Entebbe (7 Tage in Entebbe) von José Padilha. England/USA, 2017. Rosamund Pike, Daniel Brühl, Denis Ménochet, Lior Ashkenazi, Eddie Marsan, Mark Ivanir, Ben Schnetzer, Peter Sullivan, Andrea Deck, Nonso Anozie

   Okay, soviel erstmal vornweg: Wenn man sich anschaut, welch dubiose Produktionen sich in den späten 70ern mit dem Fall Entebbe beschäftigt haben, dann kann man schon froh sein, dass es bei Padilha deutlich seriöser zugegangen ist. Ich meine, Klaus Kinski als Wilfried Böse – geht’s noch??? Was damals als reines Actionspektakel verwurstet wurde, erscheint hier schon abgewogener und komplexer, Padilhas Versuch, die verschiedenen Aspekte der Geschichte zu beleuchten, ist absolut lobenswert, ungeachtet der Frage nach den Qualitäten oder den Schwächen des Films. Und von beidem gäbe es einiges zu erwähnen.

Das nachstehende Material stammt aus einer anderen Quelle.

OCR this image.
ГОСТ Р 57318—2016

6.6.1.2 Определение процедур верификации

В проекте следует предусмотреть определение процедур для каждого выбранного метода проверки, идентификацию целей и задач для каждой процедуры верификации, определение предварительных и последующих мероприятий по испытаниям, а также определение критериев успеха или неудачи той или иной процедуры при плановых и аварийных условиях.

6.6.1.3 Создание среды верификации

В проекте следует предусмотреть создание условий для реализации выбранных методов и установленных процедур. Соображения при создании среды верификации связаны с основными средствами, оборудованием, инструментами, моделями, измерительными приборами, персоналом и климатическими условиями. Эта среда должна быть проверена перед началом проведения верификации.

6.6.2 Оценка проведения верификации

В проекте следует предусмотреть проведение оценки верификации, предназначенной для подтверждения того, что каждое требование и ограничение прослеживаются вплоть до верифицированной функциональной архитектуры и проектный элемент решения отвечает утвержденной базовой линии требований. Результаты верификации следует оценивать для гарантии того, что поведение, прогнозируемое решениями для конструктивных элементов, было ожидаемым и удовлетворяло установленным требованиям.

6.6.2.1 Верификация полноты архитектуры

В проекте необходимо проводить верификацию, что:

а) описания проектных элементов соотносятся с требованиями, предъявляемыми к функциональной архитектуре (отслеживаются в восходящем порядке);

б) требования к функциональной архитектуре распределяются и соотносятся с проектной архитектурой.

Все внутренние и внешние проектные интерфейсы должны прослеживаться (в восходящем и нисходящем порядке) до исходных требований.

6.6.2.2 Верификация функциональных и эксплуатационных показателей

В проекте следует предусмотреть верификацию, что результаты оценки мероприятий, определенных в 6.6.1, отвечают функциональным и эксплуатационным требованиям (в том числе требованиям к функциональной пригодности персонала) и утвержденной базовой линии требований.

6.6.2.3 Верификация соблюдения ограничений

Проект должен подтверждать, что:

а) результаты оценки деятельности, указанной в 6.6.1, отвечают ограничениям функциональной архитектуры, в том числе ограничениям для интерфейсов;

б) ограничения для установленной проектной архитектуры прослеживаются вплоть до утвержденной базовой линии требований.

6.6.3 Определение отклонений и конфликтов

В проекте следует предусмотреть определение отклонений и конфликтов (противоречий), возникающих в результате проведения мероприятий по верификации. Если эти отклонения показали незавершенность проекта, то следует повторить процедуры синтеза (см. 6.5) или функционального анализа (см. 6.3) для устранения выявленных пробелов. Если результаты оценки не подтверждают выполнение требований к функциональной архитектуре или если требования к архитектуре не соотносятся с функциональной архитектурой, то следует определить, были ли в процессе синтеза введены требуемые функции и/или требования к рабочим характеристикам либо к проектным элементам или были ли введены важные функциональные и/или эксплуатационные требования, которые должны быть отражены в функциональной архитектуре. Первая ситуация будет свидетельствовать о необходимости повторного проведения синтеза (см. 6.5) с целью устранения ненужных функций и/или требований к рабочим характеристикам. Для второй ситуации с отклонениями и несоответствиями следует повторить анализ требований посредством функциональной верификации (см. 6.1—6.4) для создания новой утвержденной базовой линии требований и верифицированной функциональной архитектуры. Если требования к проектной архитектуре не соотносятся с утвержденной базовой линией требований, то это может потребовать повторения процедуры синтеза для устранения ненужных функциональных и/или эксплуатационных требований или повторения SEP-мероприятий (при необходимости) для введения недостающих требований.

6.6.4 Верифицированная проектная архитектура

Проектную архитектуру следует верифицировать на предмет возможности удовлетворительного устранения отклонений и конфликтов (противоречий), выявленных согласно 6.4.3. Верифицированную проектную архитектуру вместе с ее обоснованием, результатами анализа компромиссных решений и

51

   Die Geschichte an sich ist bekannt – die Entführung einer Air France-Maschine aus Athen Ende Juni 76 durch ein gemischtes Kommando aus palästinensischen und deutschen Terroristen, die Zwischenlandung beim Herrn Gaddafi in Libyen und schließlich das Ziel Entebbe beim Herrn Amin, die sieben Tage in einem verlassenen Terminal am Rande des Flugfeldes, die Freilassung aller nicht-jüdischen Geiseln, die Forderung der Terroristen, inhaftierte Genossen freizulassen, der Entschluss der Israelis, unter keinen Umständen zu verhandeln, sondern ein Kommando zur Befreiung loszuschicken und auch Tote in Kauf zu nehmen, der Militäreinsatz, der Tod sämtlicher Geiselnehmer und zahlreicher ugandischen Soldaten, die Befreiung fast aller Geiseln.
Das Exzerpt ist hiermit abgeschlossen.